The efficacy of surgical pleth index (SPI) to guide the nociception–antinociception balance has been proven in study settings during general anesthesia rather than before anesthesia induction or during emergence from anesthesia. Considering that SPI only works well in anesthetized patients1 and that operation time of adenotonsillectomy is usually short, the authors have designed the analgesic protocol of this study without preemptive analgesia so as to adequately verify the efficacy of SPI in children undergoing the surgery under general anesthesia. Preemptive analgesia given in a short procedure may provide over the necessary amount of analgesics according to the degree of surgery-induced nociception, the main factor in eliciting a stress response during general anesthesia,1 thus giving rise to the possibility of masking the difference of two different methods of analgesia.
Also, the authors do not agree that the analgesic protocol of this study is a long time cycle, considering that although the onset of effects of fentanyl is rapid (2 to 3 min after iv injection), the peak effect lags behind peak plasma concentration by up to 5 min.2,3 A shorter cycle period for fentanyl administration can carry the risk of causing problems related to opioid overdose. Especially, obstructive sleep apnea syndrome is common in children with adenotonsillar hypertrophy. These children may have a diminished ventilatory response to carbon dioxide compared with normal children, and chronic hypoxemia may render them more susceptible to the respiratory depressant effects of opioids.4 Therefore, opioids must be used judiciously in these patients as they may be more sensitive to their effects. In addition, excessive analgesia given before and during the surgery may cause delayed emergence and residual sedation.5 The fact that there were few of these adverse events in this study supports that our analgesic protocol did not result in opioid overdose.

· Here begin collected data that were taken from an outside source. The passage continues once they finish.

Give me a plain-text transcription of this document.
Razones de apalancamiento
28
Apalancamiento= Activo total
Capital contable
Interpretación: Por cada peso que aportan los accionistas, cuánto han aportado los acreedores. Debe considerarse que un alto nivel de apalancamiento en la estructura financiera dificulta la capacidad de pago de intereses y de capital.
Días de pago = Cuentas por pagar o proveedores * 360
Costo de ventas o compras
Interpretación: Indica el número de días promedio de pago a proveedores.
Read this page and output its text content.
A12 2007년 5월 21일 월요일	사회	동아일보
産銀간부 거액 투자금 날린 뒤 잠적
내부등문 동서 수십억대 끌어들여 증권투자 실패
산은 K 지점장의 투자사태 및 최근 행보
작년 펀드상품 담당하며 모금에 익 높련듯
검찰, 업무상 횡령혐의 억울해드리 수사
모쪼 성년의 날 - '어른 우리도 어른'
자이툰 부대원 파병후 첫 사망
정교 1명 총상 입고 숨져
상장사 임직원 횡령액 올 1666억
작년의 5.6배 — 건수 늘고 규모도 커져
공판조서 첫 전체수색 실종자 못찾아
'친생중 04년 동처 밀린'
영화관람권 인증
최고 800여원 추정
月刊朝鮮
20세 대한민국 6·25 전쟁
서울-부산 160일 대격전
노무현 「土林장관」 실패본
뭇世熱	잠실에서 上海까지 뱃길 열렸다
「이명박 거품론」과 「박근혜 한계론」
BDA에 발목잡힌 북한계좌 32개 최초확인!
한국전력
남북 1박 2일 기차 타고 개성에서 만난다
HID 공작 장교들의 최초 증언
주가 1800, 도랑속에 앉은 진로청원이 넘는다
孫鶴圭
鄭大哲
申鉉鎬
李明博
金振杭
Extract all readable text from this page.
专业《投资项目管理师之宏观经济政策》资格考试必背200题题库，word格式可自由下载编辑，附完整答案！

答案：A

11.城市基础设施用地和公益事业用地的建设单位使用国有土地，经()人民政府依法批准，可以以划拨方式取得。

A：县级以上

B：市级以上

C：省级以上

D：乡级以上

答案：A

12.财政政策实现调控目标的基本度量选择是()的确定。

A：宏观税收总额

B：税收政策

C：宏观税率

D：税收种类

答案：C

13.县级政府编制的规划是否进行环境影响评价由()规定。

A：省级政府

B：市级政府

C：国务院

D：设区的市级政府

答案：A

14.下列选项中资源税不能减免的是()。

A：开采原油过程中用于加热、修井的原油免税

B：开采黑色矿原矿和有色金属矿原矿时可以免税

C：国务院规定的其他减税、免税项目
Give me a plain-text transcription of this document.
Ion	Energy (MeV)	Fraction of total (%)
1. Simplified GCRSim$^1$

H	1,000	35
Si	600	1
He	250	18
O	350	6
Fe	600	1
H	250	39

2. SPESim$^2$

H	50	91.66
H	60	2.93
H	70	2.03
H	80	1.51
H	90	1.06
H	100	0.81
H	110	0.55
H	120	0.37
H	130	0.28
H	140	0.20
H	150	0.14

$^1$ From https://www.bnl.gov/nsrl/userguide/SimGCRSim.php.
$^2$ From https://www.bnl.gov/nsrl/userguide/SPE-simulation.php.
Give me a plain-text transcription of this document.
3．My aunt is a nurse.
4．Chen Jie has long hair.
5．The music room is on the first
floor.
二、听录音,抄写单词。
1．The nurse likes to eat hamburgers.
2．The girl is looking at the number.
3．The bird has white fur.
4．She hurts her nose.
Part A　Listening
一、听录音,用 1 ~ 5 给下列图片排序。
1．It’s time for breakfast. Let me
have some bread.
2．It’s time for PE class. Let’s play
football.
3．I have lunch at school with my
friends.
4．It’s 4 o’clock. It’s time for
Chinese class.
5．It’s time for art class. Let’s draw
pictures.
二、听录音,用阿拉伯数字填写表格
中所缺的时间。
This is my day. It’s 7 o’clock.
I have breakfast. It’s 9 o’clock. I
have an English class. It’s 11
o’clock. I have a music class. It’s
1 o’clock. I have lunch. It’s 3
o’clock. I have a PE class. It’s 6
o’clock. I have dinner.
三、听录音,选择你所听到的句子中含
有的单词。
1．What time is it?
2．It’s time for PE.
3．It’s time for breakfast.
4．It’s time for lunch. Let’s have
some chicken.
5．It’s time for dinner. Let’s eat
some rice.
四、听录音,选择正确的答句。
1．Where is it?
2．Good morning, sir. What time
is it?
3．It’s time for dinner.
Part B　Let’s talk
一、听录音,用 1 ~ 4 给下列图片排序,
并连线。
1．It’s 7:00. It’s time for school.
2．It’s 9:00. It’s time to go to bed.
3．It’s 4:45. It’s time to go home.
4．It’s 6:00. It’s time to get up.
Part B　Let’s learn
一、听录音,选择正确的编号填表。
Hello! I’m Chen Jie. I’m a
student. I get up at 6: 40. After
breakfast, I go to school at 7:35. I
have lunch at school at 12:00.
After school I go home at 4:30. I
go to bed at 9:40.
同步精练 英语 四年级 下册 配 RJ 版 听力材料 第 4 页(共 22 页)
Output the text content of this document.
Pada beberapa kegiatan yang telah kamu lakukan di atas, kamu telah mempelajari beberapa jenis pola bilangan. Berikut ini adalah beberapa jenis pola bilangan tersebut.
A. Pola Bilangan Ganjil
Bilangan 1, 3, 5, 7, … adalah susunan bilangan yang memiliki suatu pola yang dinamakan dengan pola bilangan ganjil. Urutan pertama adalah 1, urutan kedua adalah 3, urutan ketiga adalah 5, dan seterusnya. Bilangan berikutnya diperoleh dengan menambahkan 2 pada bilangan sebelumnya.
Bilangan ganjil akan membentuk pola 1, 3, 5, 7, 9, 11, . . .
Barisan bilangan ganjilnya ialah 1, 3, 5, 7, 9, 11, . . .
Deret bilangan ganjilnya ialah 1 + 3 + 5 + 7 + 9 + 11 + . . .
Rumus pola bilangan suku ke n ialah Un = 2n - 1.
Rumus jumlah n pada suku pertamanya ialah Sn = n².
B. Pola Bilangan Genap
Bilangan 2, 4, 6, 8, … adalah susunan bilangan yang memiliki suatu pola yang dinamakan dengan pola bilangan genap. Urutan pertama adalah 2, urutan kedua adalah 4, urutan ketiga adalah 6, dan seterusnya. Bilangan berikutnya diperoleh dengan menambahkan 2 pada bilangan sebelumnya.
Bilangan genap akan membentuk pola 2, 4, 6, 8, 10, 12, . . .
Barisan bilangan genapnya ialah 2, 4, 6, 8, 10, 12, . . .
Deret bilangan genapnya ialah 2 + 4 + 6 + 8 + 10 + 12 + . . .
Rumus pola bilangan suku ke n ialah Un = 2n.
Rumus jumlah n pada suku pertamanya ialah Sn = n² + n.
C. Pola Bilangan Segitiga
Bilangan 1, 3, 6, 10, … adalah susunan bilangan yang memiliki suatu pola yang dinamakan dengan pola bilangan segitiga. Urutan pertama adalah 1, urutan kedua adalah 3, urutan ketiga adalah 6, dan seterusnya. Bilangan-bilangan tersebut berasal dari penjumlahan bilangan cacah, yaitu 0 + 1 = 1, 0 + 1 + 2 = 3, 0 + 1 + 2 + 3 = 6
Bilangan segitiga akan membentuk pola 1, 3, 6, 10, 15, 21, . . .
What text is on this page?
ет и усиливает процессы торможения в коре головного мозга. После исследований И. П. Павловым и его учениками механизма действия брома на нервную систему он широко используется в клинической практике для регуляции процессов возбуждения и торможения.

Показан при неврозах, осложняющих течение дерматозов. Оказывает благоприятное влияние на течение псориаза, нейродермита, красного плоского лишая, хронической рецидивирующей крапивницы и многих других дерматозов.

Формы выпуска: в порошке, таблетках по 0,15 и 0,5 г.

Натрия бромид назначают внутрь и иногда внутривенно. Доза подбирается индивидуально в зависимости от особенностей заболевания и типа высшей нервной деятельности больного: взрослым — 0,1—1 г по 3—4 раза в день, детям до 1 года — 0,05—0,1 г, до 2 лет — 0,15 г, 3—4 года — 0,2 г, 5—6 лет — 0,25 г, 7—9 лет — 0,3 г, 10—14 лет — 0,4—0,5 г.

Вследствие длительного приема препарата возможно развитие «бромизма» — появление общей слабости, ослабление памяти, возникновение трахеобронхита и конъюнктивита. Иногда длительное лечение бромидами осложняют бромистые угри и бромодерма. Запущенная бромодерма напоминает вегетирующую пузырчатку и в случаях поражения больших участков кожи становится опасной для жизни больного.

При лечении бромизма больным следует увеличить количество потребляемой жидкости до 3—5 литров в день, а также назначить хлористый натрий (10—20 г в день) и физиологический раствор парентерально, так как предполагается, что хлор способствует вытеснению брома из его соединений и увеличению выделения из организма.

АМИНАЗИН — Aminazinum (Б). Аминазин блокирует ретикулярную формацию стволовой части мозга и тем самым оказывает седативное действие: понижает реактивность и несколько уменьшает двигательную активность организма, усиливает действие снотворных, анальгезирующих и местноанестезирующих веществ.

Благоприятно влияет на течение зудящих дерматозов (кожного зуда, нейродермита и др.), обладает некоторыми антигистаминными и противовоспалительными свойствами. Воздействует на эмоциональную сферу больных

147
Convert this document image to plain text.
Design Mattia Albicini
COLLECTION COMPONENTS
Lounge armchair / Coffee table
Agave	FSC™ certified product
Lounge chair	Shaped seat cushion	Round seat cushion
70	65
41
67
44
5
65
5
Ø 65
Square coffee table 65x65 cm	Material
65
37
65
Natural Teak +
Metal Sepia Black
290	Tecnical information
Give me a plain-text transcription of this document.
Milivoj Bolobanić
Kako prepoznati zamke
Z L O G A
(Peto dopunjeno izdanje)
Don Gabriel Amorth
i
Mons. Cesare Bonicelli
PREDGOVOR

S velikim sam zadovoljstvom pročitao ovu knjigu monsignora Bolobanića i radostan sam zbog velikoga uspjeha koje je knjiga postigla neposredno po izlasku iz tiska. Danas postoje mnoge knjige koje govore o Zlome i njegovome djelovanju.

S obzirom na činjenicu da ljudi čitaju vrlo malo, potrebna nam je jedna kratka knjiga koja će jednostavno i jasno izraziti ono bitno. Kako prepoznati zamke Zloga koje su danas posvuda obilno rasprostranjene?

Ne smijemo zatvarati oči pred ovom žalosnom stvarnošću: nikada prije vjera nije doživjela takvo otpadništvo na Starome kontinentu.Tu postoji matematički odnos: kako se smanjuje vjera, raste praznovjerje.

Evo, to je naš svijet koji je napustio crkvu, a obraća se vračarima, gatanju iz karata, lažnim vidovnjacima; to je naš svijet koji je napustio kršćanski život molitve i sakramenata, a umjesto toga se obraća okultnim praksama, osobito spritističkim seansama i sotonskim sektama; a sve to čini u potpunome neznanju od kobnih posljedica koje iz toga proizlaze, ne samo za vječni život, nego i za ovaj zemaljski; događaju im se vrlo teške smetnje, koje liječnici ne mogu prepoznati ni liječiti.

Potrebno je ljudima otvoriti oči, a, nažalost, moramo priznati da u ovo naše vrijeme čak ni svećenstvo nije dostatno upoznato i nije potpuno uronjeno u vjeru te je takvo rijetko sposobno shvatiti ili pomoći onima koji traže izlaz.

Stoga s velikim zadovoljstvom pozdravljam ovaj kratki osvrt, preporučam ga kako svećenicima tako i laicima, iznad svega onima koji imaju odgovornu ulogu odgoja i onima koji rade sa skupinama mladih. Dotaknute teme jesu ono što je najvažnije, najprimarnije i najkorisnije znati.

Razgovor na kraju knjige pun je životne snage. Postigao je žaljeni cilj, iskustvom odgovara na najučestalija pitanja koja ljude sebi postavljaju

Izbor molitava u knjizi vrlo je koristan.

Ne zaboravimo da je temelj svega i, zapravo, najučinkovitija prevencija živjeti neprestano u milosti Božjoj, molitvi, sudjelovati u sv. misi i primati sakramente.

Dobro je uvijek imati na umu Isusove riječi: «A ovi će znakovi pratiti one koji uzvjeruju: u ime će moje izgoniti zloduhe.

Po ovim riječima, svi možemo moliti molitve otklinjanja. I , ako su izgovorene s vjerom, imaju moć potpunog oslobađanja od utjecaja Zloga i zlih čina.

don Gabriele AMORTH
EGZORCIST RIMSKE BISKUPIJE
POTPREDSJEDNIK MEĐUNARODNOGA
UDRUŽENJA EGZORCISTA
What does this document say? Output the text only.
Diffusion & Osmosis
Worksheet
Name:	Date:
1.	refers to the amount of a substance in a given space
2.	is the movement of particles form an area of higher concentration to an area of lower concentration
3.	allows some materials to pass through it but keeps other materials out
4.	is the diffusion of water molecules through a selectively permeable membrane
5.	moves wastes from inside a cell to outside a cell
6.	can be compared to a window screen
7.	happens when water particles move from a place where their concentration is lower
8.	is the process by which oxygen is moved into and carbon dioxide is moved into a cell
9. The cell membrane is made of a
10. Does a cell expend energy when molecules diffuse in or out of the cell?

However, the fact that the emergence times were not too short (average time 11 to 16 min) in the conventional analgesia group and that they were comparable or longer than those of other studies may support that our protocol did not provide inadequate analgesia.6 Especially, in the conventional analgesia group, the intraoperative fentanyl dose was comparable with that of other studies in children undergoing adenotonsillectomy6 and the fact that the median postoperative pain score was 3 in the group, which is a low score, show that adequate analgesia was provided during the procedure. Taken together, we suggest that these results prove the efficacy and safety of the analgesic protocol used in this study.
Heart rates in children undergoing adenotonsillectomy can still remain quite high despite of considerable amount of fentanyl administration, especially during the first 30 min of the procedure.6 Also, in the conventional analgesia group, the postoperative pain score was low and the incidence of emergence agitation (25%) was comparable or lower than that of other studies6 and thus it is wrong to assume that patients in both groups were suffering and agitated due to inadequate analgesia in the recovery room.
In conclusion, the authors do not agree that the analgesic protocol of this study was suboptimal due to avoiding preemptive analgesia and a protocol-mandated long cycle time, thus affecting the results of this study. Low postoperative pain scores and less rescue analgesic requirement in the conventional analgesia group make this point clear. Most of all, this study aimed to compare two methods of analgesia. It is clear that SPI-guided analgesia group showed many statistically significant outcomes that are unfavorable compared with the conventional analgesia group. Thus, the authors had concluded that SPI does not appear to be valid in children in this study.
The authors declare no competing interests.